Vient ensuite Mr Malon.

Il fait récapitulatif  de toutes les pistes étudiées, celle concernant  Hassan Jandoubi et les différentes pistes terroristes.

Il explique les modalités de fonctionnement du SRPJ.

 Il met en cause le manque de sérieux dans le travail de Mr Cohen (perquisition très rapide et non suivie d’une autre chez les parents d’Hassan Jandoubi , audition succincte de sa compagne) et justifie ainsi qu’on ait par la suite retiré Mr Cohen de l’affaire .

Il y a ensuite confrontation entre Cohen et Malon. Chacun reste sur ses positions.Le premier : on a refusé de prendre au sérieux la piste criminelle et j’ai laissé tomber. Le deuxième : on a fait plus de 150 investigations sur cette piste, qui n’était pas plus sérieuse qu’une autre.

Mr Malon rappelle que Mr Cohen n’était qu’à 2 mois de la retraite et qu’il ne faisait pas de zèle !

Le Procureur se fache : il ne comprend pas qu’un commandant se soit plié de cette façon à des ordres supposés, sans n’avoir rien fait pour  faire accréditer son point de vue.

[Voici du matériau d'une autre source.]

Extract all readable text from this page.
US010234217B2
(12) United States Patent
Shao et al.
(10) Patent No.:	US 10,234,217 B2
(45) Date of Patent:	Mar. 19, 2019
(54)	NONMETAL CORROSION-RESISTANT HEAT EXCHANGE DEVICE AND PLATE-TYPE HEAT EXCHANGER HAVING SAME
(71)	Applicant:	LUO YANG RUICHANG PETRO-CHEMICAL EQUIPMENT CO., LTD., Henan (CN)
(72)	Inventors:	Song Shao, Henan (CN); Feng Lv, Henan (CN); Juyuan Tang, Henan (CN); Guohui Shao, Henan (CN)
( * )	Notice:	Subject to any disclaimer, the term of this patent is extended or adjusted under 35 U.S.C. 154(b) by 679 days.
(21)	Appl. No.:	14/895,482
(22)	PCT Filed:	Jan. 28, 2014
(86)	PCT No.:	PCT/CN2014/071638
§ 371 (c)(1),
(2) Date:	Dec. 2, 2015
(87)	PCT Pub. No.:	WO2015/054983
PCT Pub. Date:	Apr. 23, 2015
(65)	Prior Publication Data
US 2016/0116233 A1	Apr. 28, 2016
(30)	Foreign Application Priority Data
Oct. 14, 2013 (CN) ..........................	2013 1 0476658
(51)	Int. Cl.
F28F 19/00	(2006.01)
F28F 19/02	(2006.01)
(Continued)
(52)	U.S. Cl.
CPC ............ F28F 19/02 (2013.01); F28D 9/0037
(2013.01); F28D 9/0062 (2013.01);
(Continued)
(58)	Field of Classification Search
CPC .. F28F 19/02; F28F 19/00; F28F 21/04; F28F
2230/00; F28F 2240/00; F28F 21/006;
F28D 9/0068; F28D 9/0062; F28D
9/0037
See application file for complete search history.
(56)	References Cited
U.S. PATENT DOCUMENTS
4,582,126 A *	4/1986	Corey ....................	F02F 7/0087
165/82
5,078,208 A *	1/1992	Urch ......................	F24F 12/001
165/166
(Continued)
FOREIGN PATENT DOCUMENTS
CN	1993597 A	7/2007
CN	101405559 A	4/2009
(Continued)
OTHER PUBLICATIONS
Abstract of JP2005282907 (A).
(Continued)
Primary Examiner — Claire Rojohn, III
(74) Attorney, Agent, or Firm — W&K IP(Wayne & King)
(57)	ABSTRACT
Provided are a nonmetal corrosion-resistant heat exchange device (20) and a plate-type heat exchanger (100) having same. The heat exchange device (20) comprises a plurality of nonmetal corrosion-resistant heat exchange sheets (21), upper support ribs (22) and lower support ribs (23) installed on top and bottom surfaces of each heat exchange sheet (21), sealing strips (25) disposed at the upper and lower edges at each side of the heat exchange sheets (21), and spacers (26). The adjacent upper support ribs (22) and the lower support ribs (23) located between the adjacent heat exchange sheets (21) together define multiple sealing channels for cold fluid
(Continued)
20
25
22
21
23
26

Les échanges entre les avocats sont assez vifs.

Il est 22h 30.

Mr Daoud vient à la barre , cité par la partie civile. Il raconte son 21 septembre. IL travaillait pas loin de l’endroit où a eu lieu l’altercation supposée entre les chauffeurs et les chargeurs. mais n’a rien entendu de particulier.

Enfin ; mr Paireau est appelé. C’etait le chef de la division criminelle au SRPJ de 2004 à 2006.

Il reprend la liste de toutes les investigations faites à la demande du juge Perriquet à partir de 2004

Pour lui, Mr Jandoubi n’est qu’une victime. Quant à Mr Al Granou, suspecté pendant un moment parce qu’il avait quitté l’usine 1/2h avant l’explosion, son seul tort est d’avoir été malade ce jour là (une gastro reconnue par son médecin) et d’avoir du rentrer chez lui.

En Conclusion : toutes les pistes ont été vérifiées et sans fondement, ce que Me Foreman, très en forme malgré l’heure tardive, se chargera de contester point par point et en particulier concernant la note blanche des RG.